As an interested outside observer – I’m neither American nor a resident of the United States – Dodd-Frank isn’t perfect. But it was a necessary, née essential, piece of legislation, which confronted the industry’s shortcomings head-on and put critical controls in place which have so far prevented a repeat of the problems which caused the worst financial crisis in living memory. Could – and should – it be adjusted so that it remains fit for purpose? Yes. Could – and should – it be revisited on a similarly bipartisan basis to the one which conceived it? Yes. Will it? The jury’s out on this one (but it shouldn’t be dismissed out of hand as an option).
Where does this leave the future direction of American banking?

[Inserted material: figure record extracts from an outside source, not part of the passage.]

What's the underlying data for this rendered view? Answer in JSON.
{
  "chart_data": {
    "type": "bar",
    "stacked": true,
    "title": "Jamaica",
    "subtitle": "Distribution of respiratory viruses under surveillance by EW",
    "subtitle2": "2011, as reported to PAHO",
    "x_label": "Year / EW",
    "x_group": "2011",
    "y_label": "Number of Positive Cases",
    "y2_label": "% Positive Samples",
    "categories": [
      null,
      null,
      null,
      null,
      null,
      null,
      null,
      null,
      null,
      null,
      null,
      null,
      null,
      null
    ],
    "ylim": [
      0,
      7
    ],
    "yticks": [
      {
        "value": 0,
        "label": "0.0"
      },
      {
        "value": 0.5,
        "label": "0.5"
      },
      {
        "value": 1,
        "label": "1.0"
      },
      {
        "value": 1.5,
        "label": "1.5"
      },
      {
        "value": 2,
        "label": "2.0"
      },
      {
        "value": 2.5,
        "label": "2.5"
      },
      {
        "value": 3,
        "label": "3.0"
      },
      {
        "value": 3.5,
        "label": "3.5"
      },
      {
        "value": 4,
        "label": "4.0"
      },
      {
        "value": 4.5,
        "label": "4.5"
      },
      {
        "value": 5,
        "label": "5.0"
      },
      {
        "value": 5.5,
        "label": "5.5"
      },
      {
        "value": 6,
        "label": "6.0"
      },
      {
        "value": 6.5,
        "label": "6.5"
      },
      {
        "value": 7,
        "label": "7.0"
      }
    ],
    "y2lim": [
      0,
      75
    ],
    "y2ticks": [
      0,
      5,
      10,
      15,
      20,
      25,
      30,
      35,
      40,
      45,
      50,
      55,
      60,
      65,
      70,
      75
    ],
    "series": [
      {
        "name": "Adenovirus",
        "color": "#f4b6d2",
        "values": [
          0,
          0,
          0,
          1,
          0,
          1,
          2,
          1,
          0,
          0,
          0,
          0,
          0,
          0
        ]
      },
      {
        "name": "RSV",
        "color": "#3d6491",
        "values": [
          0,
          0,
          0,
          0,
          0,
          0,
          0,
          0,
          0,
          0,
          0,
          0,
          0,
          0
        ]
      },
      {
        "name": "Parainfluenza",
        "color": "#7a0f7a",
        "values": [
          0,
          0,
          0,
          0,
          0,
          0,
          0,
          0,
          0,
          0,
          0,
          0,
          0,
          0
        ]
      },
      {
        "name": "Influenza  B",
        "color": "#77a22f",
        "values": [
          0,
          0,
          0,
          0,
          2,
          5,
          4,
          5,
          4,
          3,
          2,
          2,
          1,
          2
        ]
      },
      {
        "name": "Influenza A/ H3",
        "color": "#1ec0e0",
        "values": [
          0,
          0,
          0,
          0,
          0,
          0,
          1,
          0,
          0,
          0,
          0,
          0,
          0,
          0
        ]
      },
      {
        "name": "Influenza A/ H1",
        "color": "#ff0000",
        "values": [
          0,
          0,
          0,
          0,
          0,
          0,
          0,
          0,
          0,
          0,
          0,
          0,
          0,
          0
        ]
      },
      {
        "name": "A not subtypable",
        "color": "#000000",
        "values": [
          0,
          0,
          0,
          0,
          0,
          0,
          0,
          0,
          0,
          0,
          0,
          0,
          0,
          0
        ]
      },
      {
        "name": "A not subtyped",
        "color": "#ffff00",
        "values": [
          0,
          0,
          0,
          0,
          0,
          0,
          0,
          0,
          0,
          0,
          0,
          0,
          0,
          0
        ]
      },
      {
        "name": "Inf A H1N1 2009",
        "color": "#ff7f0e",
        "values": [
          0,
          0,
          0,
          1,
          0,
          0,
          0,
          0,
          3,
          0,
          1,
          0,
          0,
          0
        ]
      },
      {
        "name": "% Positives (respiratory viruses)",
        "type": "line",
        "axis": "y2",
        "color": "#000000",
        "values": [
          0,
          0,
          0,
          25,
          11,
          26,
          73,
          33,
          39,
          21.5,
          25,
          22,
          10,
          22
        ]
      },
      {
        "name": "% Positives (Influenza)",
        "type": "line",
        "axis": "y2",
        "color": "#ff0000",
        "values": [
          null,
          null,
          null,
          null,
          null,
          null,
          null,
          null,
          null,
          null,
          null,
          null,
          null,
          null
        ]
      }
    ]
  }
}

Right now, it’s in a state of limbo. Steven Mnuchin, the man appointed by President Trump to serve as the Secretary of the Treasury, is conducting a full review of Dodd-Frank as part of the EO signed on February 3rd. Mnuchin has to report findings within 120 days of this date, so clarity over likely next steps will emerge in the coming weeks. After a flurry of activity and commentary from the White House during the entire month of February, March has been appreciably quieter. This is understandable, given we’re still in the review period. But we can expect things to get louder and louder during April and May.

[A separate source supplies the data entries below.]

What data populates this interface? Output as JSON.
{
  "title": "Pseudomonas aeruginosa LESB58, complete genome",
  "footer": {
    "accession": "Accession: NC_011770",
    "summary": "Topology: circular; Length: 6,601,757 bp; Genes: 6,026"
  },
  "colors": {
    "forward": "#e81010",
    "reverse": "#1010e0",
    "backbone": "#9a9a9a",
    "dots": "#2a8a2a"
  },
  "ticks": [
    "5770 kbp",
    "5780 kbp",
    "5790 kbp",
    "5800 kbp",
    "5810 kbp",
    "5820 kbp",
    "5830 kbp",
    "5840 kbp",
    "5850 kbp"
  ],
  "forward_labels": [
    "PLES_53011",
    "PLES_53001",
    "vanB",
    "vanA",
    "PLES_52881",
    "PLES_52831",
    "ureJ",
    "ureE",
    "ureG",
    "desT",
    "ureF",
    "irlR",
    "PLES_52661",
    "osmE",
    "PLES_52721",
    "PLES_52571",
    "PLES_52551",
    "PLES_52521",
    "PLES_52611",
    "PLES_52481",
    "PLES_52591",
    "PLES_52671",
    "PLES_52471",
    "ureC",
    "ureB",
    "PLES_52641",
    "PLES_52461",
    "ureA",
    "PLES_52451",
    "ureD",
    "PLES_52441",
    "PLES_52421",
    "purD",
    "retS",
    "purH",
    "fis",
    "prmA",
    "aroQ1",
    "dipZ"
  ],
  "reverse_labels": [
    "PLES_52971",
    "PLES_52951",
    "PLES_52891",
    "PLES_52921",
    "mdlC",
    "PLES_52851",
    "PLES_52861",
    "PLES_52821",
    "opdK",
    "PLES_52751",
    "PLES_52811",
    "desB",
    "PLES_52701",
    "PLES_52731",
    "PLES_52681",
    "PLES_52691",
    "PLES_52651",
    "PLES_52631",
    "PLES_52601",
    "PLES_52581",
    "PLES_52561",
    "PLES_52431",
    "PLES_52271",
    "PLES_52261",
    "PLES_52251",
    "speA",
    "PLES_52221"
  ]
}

Roll-back, or repeal, will inevitably bring challenges with it. President Trump’s remarks indicate a desire and determination to make big changes. But potentially the worst cut is the deepest. While it may please certain politicians and business leaders, it’s not guaranteed to be welcomed with open arms by the banking industry en masse. The sheer amount of activity performed to comply with Dodd-Frank dictates that the prospect of a large cut isn’t especially appealing, as effectively previous efforts will be rendered pointless. Blood spilt, sweat exerted, tears shed, all for nothing. And given the rules which govern US elections, who’s to say that there won’t be an entirely new leader after voters go to the polls on November 3rd 2020 (the inauguration is scheduled for January 21st 2021). If the incoming president decides on a different course of action for the financial industry, it will be a case of all-change…again. Modest adjustments to the existing Dodd-Frank Act would seem to be the most pragmatic course of action. But modesty and Donald Trump simply don’t go together. History, be it recent or ancient, is always a useful guide as to the future. Trump’s election victory stunned the world, and showed us that we should expect the unexpected. Frankly, nothing would surprise me when it comes to the next steps in US – and global – banking. Let’s wait for the findings of Mnuchin’s review, and be fully prepared to drop our popcorn at what’s going to happen as a result.